Tips for Adaptation and Extending
General
- Many customisations can be achieved by sub-classing objects from the
elektronn.training
package or adding new functions in the layers, e.g.:
- If you want to create another network architecture or use layer options which are not configurable through the config file (e.g. input noise or weight sharing between layers) you can still use the pipeline but make a sub-class of
elektronn.training.trainer.Trainer
in which the createNet
method is overridden by your own code and everything else is inherited. Then you must only make sure that in the script elektronn-train
your own Trainer class is used by exchanging the class that is imported.
- If you want different weight initialisation, you can override the
randomizeWeights
methods in the layer classes (e.g. there is already fragmentary code for creating Gabor filters for 2D conv layers)
- If you create your own data class (e.g. as a subclass of the MNIST pipeline of
elektronn.training.traindata
) you can use it via the config option data_class_name
Caveats
- In the training pipeline, it is not possible to have all imports at the top of the file because some imports can only be made after some conditions are fulfilled (e.g. previous to any theano imports the device must be initialised - otherwise the value from
.theanorc
is used and it cannot be changed later on)

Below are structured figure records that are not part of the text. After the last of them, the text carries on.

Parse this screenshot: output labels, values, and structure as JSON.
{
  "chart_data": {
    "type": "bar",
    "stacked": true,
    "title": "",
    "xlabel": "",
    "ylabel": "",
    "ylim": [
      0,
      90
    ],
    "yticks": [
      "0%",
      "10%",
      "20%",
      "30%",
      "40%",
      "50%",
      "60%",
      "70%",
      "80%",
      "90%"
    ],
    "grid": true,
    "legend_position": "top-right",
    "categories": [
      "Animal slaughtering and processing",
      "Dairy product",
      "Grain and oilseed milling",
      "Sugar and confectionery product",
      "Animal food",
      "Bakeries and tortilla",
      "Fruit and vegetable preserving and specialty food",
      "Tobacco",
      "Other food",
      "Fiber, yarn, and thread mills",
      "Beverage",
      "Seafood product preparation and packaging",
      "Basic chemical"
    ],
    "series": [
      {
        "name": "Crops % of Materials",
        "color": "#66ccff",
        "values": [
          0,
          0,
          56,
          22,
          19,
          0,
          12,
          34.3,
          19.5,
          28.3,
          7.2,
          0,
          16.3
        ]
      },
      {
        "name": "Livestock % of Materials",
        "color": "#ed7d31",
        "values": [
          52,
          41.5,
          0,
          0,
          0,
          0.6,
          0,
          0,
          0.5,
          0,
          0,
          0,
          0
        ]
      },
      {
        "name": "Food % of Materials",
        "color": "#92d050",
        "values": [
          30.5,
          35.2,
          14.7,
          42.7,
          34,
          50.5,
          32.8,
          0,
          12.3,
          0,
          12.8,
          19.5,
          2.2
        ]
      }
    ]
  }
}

- When adding new configuration options to the pipeline, you must also put them into the master config in
training/config.py
otherwise they will be considered as invalid/non-existing parameters.
- For 3D data the backend has axis order (z,x,y) for performance reasons. But on the frontend filter and input shapes are defined as (x,y,z) and subsequently swapped internally. The full internal processing order for 3D convolutions is (batch, z, channel, x, y). Bear this in mind when looking at internal code involving 3D data.